Riesengrafikkarte mit zwei Lüftern und 4000 MHz schnellem Speicher. Ob es diese Grafikkarte mit AMD-Grafikkarte es schafft, in allen DX-10-Titeln ruckelfreie Bildraten zu liefern, erfahren Sie hier.
Diese Grafikkarte hat eine ganze Fülle von Besonderheiten, die im Lüfterkonzept, im Speicherausbau, im Schnittstellenangebot und in Form einer Extrafunktion zu finden sind. Letztere besteht aus einem Schalter am Grafikkartenslotblech. Stellen Sie ihn auf "Normal", arbeiten der Chip mit 750 MHz und der Speicher mit 950 MHz. Wir haben die Karte im "Turbo"-Modus getestet - dabei läuft der Grafikchip mit 775 und der Speicher mit 1000 MHz - auf das tatsächliche Tempo in der Praxis wirkte sich das nicht merklich aus.
Lüfterkonzept: Die Kühlkörper-Lüfterkombination besteht aus zwei großen Lüftern. Sie blasen kühle Luft durch Kühllamellen und befördern heiße Luft aus dem PC-Gehäuse hinaus. Auch wird dem Speicher und den Schaltkreisen zur Spannungsversorgung Lüft zugefächelt. Die Wärme produziert aber größtenteils der Grafikchip. Drei Heatpipes (siehe Bild) transportieren sie ab. Die Lüfter waren arbeiteten leise. Die Grafikkarte ist damit auch zum Aufbau eines leise PCs geeignet.
Speicherausbau: Insgesamt wurde 1024 MB schneller GDDR5-Speicher verbaut. Dieser arbeiten mit einem Takt von bis zu 1000 MHz, was einem Effektivtakt von 4000 MHz, also 4 GHz entspricht. Die Speicherbandbreite beträgt 256 Bit.

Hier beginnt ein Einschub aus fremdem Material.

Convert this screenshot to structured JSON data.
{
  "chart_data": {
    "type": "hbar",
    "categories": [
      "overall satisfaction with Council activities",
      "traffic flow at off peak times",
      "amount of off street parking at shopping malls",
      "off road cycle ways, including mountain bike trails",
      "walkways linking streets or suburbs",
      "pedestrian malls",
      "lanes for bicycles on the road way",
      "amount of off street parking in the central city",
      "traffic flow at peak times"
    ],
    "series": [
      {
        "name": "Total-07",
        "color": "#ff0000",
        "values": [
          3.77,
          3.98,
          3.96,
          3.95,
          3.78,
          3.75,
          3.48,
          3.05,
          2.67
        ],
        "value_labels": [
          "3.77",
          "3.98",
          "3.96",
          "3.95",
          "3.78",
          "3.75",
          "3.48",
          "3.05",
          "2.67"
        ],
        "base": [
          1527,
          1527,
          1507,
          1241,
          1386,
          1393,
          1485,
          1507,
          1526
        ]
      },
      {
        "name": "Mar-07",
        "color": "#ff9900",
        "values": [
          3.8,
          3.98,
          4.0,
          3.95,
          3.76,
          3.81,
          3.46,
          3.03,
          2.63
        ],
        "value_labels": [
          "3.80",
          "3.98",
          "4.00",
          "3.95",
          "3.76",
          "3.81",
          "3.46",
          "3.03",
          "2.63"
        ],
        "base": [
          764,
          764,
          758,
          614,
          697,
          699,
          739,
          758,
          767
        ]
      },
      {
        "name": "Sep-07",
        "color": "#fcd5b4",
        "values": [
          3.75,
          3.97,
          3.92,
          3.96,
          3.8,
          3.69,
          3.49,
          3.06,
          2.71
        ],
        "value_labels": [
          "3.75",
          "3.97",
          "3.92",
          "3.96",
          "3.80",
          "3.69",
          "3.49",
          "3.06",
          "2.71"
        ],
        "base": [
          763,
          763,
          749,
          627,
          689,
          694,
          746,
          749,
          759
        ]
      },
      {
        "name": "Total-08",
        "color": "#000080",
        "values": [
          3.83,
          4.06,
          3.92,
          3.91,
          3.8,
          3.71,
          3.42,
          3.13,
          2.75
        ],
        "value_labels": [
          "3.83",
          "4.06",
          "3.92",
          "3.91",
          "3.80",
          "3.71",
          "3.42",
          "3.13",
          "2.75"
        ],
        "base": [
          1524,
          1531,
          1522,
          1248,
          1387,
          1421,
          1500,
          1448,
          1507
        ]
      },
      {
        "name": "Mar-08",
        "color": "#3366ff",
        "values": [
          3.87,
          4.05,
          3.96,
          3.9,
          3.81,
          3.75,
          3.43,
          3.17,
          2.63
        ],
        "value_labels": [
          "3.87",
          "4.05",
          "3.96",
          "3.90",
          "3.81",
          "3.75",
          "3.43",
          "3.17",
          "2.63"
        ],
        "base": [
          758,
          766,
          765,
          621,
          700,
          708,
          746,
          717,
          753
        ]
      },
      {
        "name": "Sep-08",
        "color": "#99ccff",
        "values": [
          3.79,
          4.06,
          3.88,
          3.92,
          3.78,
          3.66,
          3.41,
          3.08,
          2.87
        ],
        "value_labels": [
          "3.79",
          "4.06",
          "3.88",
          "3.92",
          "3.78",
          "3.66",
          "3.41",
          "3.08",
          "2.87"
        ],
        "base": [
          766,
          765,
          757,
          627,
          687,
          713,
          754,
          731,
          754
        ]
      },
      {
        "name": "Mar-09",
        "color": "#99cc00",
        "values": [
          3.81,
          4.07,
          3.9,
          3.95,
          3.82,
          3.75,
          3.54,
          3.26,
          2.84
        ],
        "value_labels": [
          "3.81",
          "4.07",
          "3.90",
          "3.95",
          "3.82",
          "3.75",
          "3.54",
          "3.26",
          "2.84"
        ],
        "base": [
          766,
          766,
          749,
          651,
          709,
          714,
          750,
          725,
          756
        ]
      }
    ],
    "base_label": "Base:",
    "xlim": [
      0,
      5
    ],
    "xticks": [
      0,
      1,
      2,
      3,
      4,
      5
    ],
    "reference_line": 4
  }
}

Schnittstellen: Hier können Sie praktisch jedes Anzeigegerät anschließen - es stehen ein VGA- und ein DVI-Ausgang für Displays aller Art zur Verfügung. Auch ist eine HDMI-Schnittstelle vorhanden und eine zweite können Sie durch den mitgelieferten DVI-HDMI-Adapter herstellen. Und auch ein Displayport ist standardmäßig eingebaut. An der Crossfire-Schnittstelle lassen sich mehrere Grafikkarten zu einem entsprechend stärkeren Verbund zusammenschalten. Auch bemerkenswert sind die beiden Stromanschlüsse. Zwei sechspolige Stecker müssen Sie anschließen. Ihr Netzteil sollte laut Hersteller mindestens eine Leistungszahl von 500 Watt aufweisen.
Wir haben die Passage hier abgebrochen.